Лицо у девочки было красное, сморщенное, глаза — закрыты, волосы, чёрные и мокрые, лежали густо, гуще, чем он ожидал. Она не плакала. Лежала у него на руках, и грудная клетка у неё поднималась и опускалась часто-часто, как у птенца, которого он однажды мальчиком нашёл в траве за домом и принёс Рут. Рут тогда вздохнула и посадила птенца обратно на ветку, потому что сказала — мать его найдёт. Мать действительно нашла. Дома Рут об этой истории потом не раз вспоминала: говорила, что, мол, есть на свете вещи, которые устроены сами, без нашего участия, и лучше им в этом не мешать. Чарли в детстве думал, что это она про птенца. Уже взрослым начал подозревать, что она и про многое другое тоже.
Он смотрел на дочь и ждал, когда почувствует то, что должен был почувствовать. Другие отцы говорили ему, что это приходит сразу — “как будто в тебе что-то включается”, выразился его напарник по участку, когда у того родился сын. У Чарли не включалось. В груди стояла странная, тяжёлая тишина, и он успел подумать, что, наверное, с ним что-то не так — что он сломанный и не умеет любить, как положено, и что ребёнок сейчас это почувствует и заплачет, и все всё поймут.
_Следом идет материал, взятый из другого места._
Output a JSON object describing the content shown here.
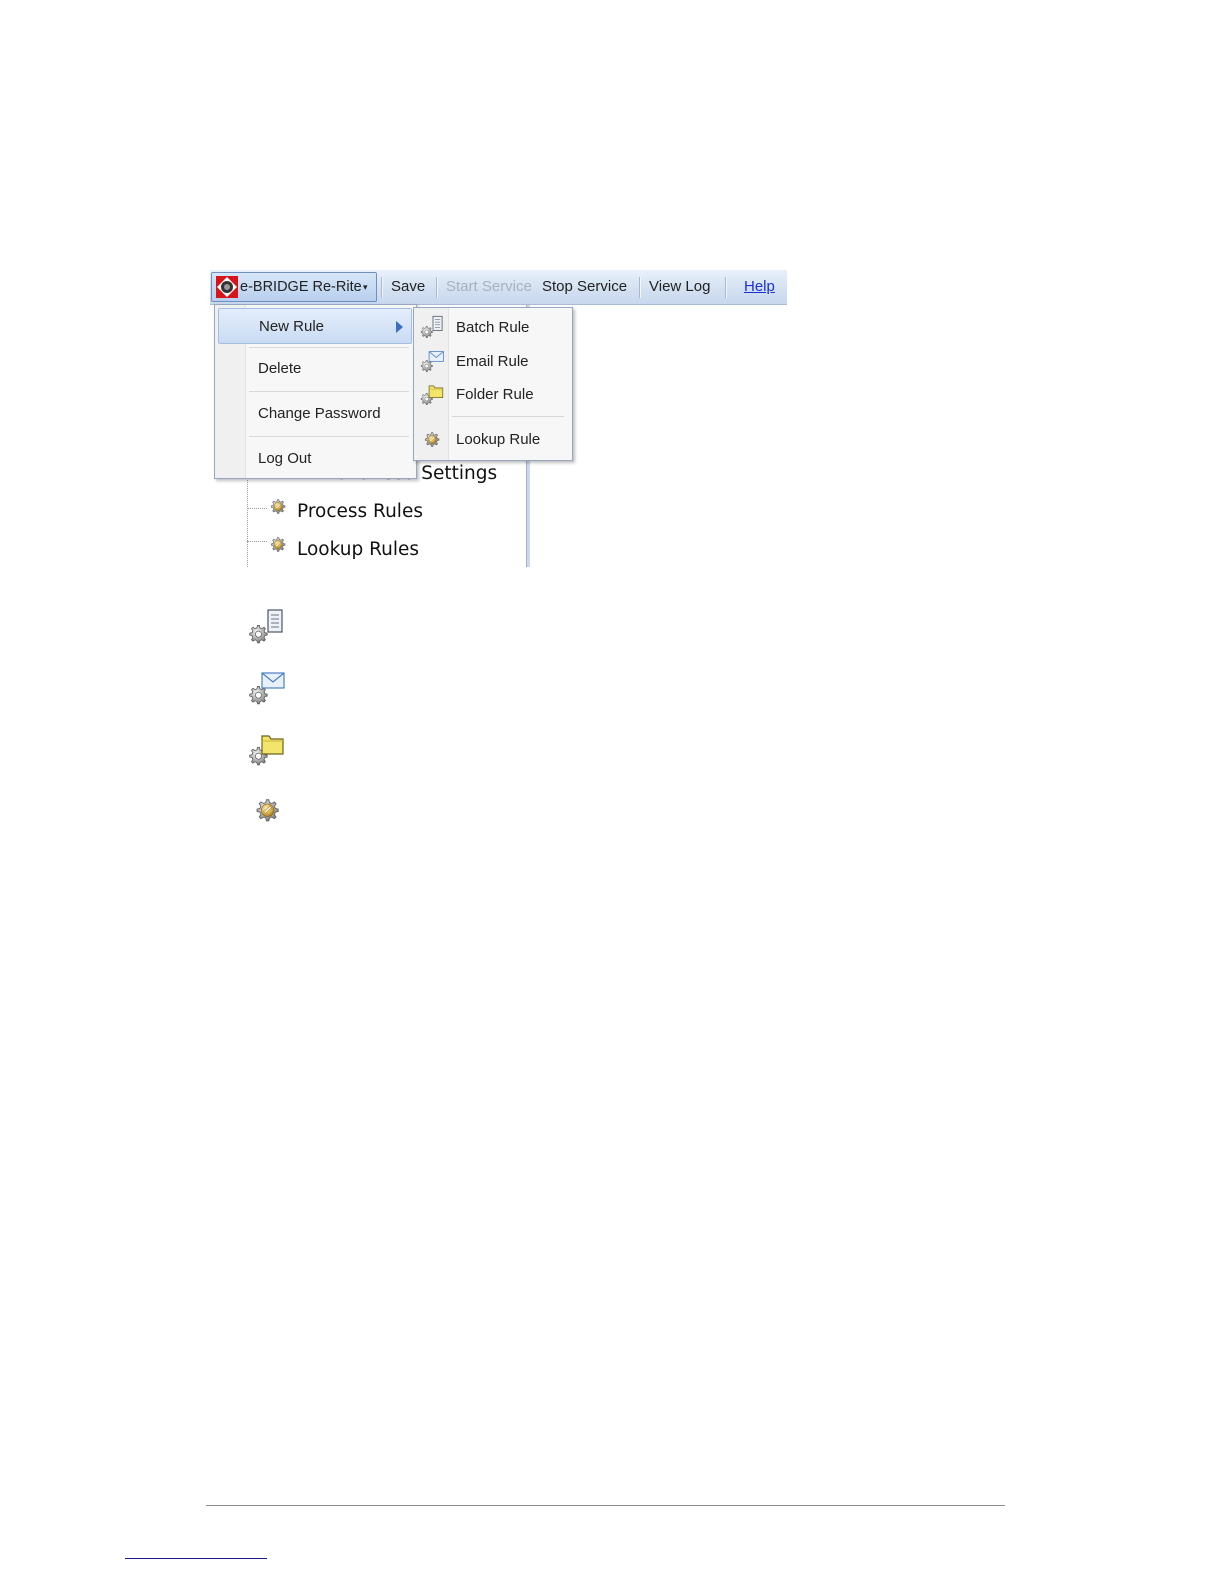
{
  "toolbar": {
    "app_name": "e-BRIDGE Re-Rite",
    "caret": "▾",
    "save": "Save",
    "start_service": "Start Service",
    "stop_service": "Stop Service",
    "view_log": "View Log",
    "help": "Help"
  },
  "app_menu": {
    "items": [
      {
        "label": "New Rule"
      },
      {
        "label": "Delete"
      },
      {
        "label": "Change Password"
      },
      {
        "label": "Log Out"
      }
    ]
  },
  "new_rule_submenu": {
    "items": [
      {
        "label": "Batch Rule",
        "icon": "batch-rule-icon"
      },
      {
        "label": "Email Rule",
        "icon": "email-rule-icon"
      },
      {
        "label": "Folder Rule",
        "icon": "folder-rule-icon"
      },
      {
        "label": "Lookup Rule",
        "icon": "lookup-rule-icon"
      }
    ]
  },
  "tree": {
    "items": [
      {
        "label": "Advanced Settings"
      },
      {
        "label": "Process Rules"
      },
      {
        "label": "Lookup Rules"
      }
    ]
  },
  "icon_list": [
    "batch-rule-icon",
    "email-rule-icon",
    "folder-rule-icon",
    "lookup-rule-icon"
  ],
  "colors": {
    "toolbar_bg": "#d4e1f2",
    "menu_highlight": "#c9dbf3",
    "link": "#1a2fd6",
    "disabled": "#a7b2c0"
  }
}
Эта тишина напомнила ему другую. Ту самую, в которой он прожил последние девять месяцев рядом с Рене.
Она сказала это на кухне, между делом, не поворачиваясь от раковины.
— Чарли, я беременна.
В ту секунду у него задрожали руки — так, что он поставил чашку на стол, чтобы не разлить. Подошёл к ней, обнял со спины, уткнулся лицом в её волосы и стоял так, не двигаясь, слушая, как стучит у него самого в ушах. Что-то он говорил — сейчас уже не помнил что, какие-то глупости, “правда?”, “точно?”, “а врач точно сказал?”, — а она кивала и смеялась, и ему казалось, что она счастлива.
Только теперь, в палате, через восемь месяцев, он вспомнил её лицо — то, которое увидел, когда она наконец повернулась. Оно не было счастливым. Оно было виноватым — как у ребёнка, который что-то разбил и собирается в этом признаваться матери. Чарли тогда не обратил внимания: засмеялся, поцеловал её в висок и отправился звонить Рут и на участок — извиниться, что задержится с отчётом.
Только теперь запоздало сообразил: она всё время так на него смотрела. Не только в ту минуту. Всегда. И он всегда отвечал ей так, как отвечает взрослый ребёнку, — терпеливо, с готовностью взять на себя, с лёгкой снисходительностью, которую сам в себе не замечал. В их паре не было двух взрослых. Был он. И была она — та, которая к нему пришла.
Он тогда обрадовался. А надо было прочитать, что написано у неё на лице.
В апреле он привёз из Порт-Анджелеса кресло-качалку — на пикапе, один, в дождь. Собирал вечером в гостиной: повозился с винтами, сломал одну отвёртку, пошёл в гараж за второй, вернулся, доделал. Поставил у окна и даже немножко им загордился — кресло вышло светлое, деревянное, с подлокотниками, которые он сам покрыл лаком. Два слоя, между слоями выждал сутки. Не потому что сильно разбирался в лаке, а потому что делал всё в жизни по одной привычке: если уж начал, то доведи до конца, а там хоть волк тебя ешь. Позвал Рене.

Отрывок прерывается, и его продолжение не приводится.